Medical documentation and coding are bricks and mortar of the medical billing process. In the past 25-30 years, we seen the increased importance of documentation and coding. Compliant clinical documentation and coding are essential to every healthcare setting, no matter the individual responsible for and/or performing the tasks.
We need to ensure medical necessity is being met, of course, but not to a fault, whereby we are utilizing diagnoses only to obtain the coverage and medical necessity acceptation. We shouldn’t be making or using the EHR (electronic health record) or other technology to lead physicians to a particular diagnosis on the screen or use technology to game the reimbursement system(s).
Documentation as Foundation for Accurate Coding
A core designated clinical documentation set for coding should be used as the key constant source of clinical documentation by coding professionals as they conduct all the medical coding for an organization. The collection of accurate and complete coded data is critical to healthcare delivery, research, public reporting, reimbursement, and policy-making.
Complete, clear, and accurate health record documentation is the foundation for complete and accurate coding. This documentation (electronic or paper-based) must be clear, accurate, complete, and timely in order to produce quality coded data.
Policies should include facility-specific documentation requirements, payer regulations and policies, and contractual arrangements for coding consultants and outsourcing services. The outsourcing vendor does not tell you what documents they will use to code your encounters; you, the HIM professional, are in charge of this process and should have your outsourcing partner follow your best practice or coding compliance policy.
Transition to ICD-10
Due to the transition from ICD-9 to ICD-10, some documentation subjects will require providers to capture new information while for others it may involve in updating, modifying, and expanding documentation needs. ICD-10 contains multiple combination codes and documentation must reflect the association between conditions, let’s understand this with the following examples:
- In ICD-10 the diagnosis code K50.814 indicates ‘Crohn’s disease of both small and large intestine with abscess.’ While in ICD-9, equivalent code would be ‘555.2, regional enteritis, small intestine with large intestine’ and ‘569.5, Abscess of the intestine.’ In addition, laterality necessitates documentation.
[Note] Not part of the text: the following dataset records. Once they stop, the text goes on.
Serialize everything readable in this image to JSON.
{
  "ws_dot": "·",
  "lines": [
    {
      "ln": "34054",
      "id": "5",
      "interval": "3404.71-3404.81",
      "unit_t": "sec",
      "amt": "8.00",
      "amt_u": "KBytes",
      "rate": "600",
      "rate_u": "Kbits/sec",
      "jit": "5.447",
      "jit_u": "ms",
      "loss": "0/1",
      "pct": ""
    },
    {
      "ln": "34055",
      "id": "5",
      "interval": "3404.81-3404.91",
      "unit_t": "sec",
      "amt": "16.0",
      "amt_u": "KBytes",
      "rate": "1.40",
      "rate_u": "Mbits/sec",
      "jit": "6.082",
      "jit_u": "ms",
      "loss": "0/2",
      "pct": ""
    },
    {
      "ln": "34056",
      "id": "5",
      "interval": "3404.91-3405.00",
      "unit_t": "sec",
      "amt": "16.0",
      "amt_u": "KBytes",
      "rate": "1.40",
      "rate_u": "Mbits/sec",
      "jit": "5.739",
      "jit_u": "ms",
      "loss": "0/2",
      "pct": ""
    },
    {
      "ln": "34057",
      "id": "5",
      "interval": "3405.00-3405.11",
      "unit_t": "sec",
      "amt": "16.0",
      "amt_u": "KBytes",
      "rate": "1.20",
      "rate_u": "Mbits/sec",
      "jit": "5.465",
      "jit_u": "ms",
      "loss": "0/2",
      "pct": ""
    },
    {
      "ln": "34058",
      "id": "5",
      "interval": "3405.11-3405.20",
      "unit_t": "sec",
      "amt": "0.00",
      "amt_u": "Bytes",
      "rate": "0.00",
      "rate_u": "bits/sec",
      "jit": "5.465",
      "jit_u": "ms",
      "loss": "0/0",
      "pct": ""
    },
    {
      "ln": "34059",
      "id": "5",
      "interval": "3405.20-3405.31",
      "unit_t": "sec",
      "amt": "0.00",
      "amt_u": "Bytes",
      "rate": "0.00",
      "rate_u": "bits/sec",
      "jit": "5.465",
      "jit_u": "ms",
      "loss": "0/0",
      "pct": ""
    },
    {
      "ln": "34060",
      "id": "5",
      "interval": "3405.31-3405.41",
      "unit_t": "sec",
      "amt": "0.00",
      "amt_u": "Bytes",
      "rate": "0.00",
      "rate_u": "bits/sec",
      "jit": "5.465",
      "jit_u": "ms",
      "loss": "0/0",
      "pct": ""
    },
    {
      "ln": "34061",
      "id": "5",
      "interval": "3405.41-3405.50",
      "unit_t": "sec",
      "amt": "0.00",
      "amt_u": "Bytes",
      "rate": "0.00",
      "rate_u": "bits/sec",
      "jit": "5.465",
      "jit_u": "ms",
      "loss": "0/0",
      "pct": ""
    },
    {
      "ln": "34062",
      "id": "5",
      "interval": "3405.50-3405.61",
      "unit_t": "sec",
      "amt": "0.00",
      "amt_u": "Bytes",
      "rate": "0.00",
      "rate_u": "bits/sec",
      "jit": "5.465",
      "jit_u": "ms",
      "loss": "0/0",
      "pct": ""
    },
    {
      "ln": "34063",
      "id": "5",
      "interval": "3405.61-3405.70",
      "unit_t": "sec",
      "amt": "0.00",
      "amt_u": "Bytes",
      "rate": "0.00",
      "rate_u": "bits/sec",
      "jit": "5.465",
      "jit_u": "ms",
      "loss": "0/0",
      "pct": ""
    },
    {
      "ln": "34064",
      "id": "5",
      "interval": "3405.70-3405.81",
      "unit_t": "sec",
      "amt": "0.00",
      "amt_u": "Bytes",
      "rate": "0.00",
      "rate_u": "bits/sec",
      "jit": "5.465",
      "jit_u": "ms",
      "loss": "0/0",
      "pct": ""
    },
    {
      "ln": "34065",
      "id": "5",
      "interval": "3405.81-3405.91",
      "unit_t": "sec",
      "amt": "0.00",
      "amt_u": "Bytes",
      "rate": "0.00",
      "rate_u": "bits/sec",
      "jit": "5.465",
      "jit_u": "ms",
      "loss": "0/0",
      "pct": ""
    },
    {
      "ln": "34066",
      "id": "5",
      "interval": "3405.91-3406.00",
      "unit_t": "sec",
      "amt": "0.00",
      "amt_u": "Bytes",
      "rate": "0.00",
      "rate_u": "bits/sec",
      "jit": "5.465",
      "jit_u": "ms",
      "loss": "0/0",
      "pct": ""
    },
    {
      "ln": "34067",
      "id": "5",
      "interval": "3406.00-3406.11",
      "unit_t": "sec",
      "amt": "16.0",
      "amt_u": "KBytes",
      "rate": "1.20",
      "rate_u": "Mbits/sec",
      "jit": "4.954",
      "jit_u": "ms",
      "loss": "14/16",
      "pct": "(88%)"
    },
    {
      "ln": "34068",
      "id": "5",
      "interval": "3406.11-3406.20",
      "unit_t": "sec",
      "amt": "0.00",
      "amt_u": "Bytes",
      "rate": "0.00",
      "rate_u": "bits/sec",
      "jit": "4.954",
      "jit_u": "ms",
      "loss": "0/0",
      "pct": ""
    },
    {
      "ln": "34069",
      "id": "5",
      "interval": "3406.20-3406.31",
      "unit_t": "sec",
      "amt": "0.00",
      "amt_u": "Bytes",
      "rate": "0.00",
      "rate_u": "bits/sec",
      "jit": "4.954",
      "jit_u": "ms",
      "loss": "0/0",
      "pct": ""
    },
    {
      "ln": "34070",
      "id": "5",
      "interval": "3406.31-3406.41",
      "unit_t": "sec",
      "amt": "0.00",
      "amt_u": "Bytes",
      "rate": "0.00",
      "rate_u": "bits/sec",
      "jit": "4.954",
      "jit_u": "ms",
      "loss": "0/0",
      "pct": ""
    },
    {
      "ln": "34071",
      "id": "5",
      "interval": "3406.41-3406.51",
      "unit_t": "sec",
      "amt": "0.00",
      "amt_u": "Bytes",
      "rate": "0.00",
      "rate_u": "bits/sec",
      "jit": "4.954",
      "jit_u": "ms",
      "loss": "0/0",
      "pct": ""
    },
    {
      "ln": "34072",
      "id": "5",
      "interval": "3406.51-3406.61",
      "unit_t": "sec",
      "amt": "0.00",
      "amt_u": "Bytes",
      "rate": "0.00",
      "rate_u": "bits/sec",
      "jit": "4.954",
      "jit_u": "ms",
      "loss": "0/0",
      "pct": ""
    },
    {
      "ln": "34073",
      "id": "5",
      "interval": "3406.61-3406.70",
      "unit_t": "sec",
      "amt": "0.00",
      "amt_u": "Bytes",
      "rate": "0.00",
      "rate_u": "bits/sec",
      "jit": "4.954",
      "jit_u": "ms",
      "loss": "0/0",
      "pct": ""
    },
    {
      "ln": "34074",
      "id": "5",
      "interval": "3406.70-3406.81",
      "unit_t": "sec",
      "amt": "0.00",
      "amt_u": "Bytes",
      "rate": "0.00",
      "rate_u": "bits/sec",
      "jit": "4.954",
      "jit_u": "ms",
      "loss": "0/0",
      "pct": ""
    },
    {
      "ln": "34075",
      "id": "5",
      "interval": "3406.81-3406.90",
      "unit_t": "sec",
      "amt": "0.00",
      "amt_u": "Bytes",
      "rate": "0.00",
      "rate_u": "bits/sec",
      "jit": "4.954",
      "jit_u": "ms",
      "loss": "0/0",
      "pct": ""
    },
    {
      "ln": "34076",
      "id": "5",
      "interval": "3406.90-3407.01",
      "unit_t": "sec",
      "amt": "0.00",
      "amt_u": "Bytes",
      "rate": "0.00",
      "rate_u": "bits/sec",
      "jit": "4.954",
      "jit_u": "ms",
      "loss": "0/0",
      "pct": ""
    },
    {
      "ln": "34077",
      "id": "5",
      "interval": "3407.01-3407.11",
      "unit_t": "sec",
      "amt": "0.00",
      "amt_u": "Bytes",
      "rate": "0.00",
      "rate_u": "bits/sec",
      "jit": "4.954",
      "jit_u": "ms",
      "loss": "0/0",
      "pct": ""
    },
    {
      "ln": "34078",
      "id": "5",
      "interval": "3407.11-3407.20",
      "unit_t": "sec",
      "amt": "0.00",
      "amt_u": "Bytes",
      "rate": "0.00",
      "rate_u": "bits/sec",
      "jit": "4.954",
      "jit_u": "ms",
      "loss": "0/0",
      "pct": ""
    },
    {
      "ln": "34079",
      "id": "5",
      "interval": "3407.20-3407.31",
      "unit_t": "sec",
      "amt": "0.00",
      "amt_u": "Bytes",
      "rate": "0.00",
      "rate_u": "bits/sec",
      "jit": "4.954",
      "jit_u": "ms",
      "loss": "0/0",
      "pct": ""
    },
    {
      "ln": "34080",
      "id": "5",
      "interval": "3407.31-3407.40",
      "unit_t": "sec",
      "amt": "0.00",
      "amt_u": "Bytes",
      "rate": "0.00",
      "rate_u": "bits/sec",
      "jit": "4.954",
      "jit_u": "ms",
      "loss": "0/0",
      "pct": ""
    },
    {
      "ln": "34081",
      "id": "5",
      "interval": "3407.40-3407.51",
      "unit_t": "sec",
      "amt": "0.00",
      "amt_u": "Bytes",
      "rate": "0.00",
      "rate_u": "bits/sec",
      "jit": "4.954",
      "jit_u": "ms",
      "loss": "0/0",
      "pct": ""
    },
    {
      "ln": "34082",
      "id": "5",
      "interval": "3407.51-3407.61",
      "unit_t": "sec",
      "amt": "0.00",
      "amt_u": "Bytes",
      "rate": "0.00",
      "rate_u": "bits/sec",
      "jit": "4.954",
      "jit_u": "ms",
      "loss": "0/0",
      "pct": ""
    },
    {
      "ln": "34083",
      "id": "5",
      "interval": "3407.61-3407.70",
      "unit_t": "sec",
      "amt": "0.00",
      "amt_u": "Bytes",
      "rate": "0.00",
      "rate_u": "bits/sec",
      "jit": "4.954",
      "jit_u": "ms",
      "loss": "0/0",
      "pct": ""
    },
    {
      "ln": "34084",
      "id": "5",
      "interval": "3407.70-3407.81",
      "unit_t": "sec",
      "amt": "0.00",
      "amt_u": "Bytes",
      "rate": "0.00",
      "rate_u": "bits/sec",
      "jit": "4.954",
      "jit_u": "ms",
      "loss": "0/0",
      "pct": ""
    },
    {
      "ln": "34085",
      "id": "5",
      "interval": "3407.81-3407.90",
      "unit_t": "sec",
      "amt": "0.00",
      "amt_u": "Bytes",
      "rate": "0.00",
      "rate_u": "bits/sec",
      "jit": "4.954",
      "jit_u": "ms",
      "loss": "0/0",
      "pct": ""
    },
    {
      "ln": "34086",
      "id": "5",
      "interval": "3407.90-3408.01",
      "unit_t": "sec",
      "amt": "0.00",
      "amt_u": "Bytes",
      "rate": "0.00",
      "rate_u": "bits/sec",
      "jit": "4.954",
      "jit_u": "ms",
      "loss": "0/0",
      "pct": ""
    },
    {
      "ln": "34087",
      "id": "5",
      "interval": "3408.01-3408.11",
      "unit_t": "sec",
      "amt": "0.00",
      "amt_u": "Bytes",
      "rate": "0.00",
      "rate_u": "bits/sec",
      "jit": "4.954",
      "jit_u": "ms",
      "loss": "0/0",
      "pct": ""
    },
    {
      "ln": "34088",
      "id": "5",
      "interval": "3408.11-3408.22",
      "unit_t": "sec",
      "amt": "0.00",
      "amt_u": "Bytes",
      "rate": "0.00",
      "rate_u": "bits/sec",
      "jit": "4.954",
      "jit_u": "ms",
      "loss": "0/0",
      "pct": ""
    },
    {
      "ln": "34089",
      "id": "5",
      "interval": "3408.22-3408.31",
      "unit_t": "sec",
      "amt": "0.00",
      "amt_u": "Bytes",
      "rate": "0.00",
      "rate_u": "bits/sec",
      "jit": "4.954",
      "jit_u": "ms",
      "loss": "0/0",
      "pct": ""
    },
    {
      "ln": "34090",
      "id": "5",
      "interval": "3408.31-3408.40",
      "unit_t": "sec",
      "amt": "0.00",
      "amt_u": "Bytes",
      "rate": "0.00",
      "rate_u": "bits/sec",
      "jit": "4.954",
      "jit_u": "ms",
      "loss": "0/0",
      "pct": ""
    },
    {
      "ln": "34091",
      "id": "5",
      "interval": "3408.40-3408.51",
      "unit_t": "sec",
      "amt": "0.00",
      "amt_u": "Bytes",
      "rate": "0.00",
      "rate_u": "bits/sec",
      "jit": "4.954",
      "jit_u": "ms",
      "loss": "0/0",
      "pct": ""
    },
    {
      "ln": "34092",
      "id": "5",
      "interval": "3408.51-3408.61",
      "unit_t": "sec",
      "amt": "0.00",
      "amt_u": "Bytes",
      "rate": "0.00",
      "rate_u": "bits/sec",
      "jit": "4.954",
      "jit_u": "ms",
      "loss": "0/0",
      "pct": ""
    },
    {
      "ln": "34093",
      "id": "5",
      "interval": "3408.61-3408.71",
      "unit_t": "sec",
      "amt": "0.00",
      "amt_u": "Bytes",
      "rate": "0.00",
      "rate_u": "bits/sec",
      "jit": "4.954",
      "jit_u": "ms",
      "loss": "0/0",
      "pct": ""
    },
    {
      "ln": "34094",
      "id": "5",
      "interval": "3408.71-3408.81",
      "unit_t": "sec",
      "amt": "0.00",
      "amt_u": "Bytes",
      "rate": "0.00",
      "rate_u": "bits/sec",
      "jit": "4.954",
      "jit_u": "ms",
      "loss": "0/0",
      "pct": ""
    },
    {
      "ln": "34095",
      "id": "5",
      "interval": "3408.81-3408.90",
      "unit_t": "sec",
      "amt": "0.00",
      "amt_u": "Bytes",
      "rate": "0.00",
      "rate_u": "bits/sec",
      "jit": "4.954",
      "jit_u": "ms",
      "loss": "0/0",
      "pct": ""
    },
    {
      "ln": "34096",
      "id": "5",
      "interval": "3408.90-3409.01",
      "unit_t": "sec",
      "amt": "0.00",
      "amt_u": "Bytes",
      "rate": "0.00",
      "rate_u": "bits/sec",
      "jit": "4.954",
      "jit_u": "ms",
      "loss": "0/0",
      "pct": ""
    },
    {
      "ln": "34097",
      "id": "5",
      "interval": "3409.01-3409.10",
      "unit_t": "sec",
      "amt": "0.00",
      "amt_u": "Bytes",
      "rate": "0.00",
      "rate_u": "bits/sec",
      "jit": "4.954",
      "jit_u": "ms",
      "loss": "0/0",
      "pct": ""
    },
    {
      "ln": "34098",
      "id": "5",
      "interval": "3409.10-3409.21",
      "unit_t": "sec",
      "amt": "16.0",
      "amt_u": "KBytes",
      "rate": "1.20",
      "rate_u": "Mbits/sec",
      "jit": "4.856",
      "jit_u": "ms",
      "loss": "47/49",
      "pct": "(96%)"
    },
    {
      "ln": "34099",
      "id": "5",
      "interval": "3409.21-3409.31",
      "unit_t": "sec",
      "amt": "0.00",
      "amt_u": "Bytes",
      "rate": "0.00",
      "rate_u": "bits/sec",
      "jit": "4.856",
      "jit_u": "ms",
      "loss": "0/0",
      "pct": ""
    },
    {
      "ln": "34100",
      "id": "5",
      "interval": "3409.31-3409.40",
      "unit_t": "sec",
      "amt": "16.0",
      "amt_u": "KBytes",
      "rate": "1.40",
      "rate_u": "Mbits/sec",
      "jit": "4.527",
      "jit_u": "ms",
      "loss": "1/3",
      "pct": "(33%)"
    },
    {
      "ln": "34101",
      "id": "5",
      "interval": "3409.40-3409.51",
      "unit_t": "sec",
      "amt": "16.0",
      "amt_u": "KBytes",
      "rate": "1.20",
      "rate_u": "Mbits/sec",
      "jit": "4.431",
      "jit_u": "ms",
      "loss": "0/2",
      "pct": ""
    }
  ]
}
- Let’s consider another example, in the ICD-10 diagnosis code, M05.271 indicates ‘Rheumatoid vasculitis with rheumatoid arthritis of right ankle and foot. While in ICD-9 equivalent code would be ‘714.27, Rheumatoid arthritis with visceral or systemic involvement, ankle, and foot.’
Importance of Accurate Billing Documentation
Accurate medical billing documentation is a must for many reasons. For one, it exists as a legal document which will prove the services rendered, as well as why those services were rendered and/or why the patient was seen by the provider. The documentation may also serve as evidence in a court of law.
An excellent notation will also serve as effective communication of your plan of care and thinking to other providers in a professional manner. For medical billing purposes, it will provide solid documentation of the service(s) rendered, which can then be confidently and compliantly billed.
Clinical documentation and coding need to ensure that it is a true reflection of the patient care that was provided-not simply the correct words or codes that ‘pay.’ Thorough, detailed documentation leads to accurate coding, and accurate coding leads to appropriate and timely claims payments for hospitals and physicians.
Most importantly, accurate documentation can lead to better, more effective patient care. It can provide more detailed information to other health care providers performing subsequent care or services on patients.